I agree on the importance of these movements: they are the Via Campesina/ MST/ Zapatistas of our local political landscape, yet remain far more disempowered and oppressed in many cases.

http://en.wikipedia.org/wiki/Landless_Peoples_Movement

http://www.abahlali.org/taxonomy/term/1002

http://www.sdinet.org/country/south-africa/


Sarah
11 Sep

AbM, LPM and SDI

Hi Glen,

There are very different kinds of organisations. The first two are grassroots organisations. The third is an international NGO supported by the World Bank, the Gates Foundation and the South African state.

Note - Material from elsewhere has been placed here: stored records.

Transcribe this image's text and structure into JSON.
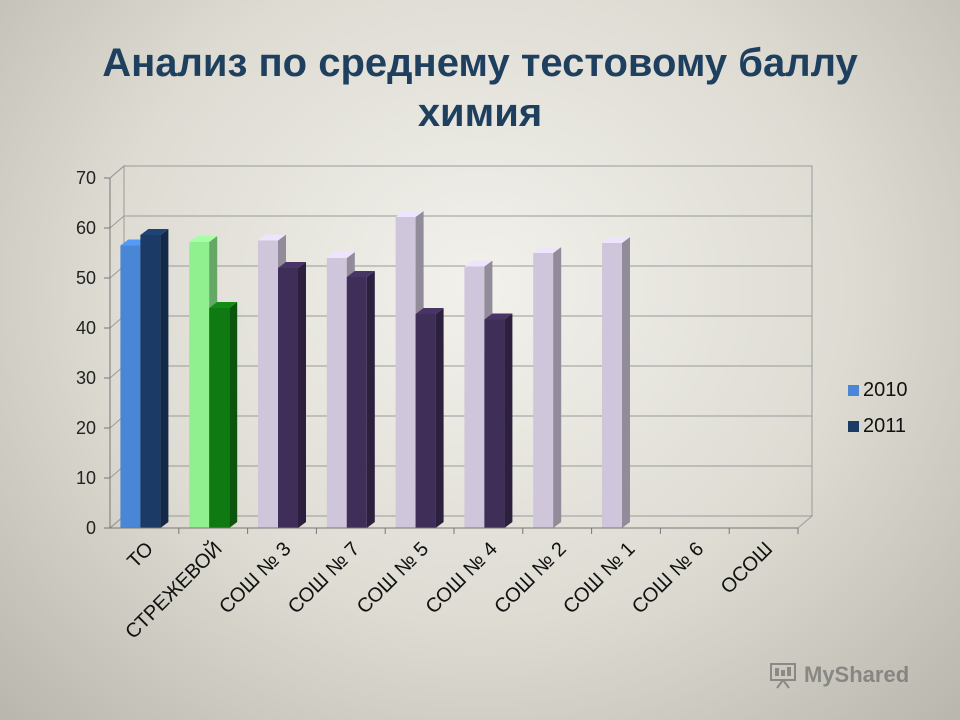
{
  "title_line1": "Анализ по среднему тестовому баллу",
  "title_line2": "химия",
  "watermark": "MyShared",
  "chart_data": {
    "type": "bar",
    "title": "Анализ по среднему тестовому баллу химия",
    "categories": [
      "ТО",
      "СТРЕЖЕВОЙ",
      "СОШ № 3",
      "СОШ № 7",
      "СОШ № 5",
      "СОШ № 4",
      "СОШ № 2",
      "СОШ № 1",
      "СОШ № 6",
      "ОСОШ"
    ],
    "series": [
      {
        "name": "2010",
        "values": [
          56.5,
          57.2,
          57.5,
          54.0,
          62.2,
          52.3,
          55.0,
          57.0,
          null,
          null
        ]
      },
      {
        "name": "2011",
        "values": [
          58.6,
          44.0,
          52.0,
          50.2,
          42.8,
          41.7,
          null,
          null,
          null,
          null
        ]
      }
    ],
    "ylim": [
      0,
      70
    ],
    "yticks": [
      0,
      10,
      20,
      30,
      40,
      50,
      60,
      70
    ],
    "grid": true,
    "legend_position": "right",
    "colors": {
      "legend_2010": "#4a86d6",
      "legend_2011": "#1b3a66"
    },
    "bar_colors": [
      [
        "#4a86d6",
        "#1b3a66"
      ],
      [
        "#90f090",
        "#0f7a12"
      ],
      [
        "#cfc6dc",
        "#3f2e58"
      ],
      [
        "#cfc6dc",
        "#3f2e58"
      ],
      [
        "#cfc6dc",
        "#3f2e58"
      ],
      [
        "#cfc6dc",
        "#3f2e58"
      ],
      [
        "#cfc6dc",
        "#3f2e58"
      ],
      [
        "#cfc6dc",
        "#3f2e58"
      ],
      [
        "#cfc6dc",
        "#3f2e58"
      ],
      [
        "#cfc6dc",
        "#3f2e58"
      ]
    ]
  }
}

See the paper by Podlushuc at: http://antieviction.org.za/2013/05/13/the-south-african-homeless-peoples-federation-interrogating-the-myth-of-participation-by-leopold-podlashuc/



Rory Verified user
6 Sep

Agriculture and Land, the Reform

Food security is the natural product of healthy agricultural practices. Healthy agricultural practices are agricultural practices that are predicated on a recognition that agriculture is not an industrial activity but rather a living relationship between the farmer and the Eco-system. Land reform which just aims to change the racial balance in the composition of the farming community otherwise leaving business to continue as usual is absolutely insufficient for our needs as a country.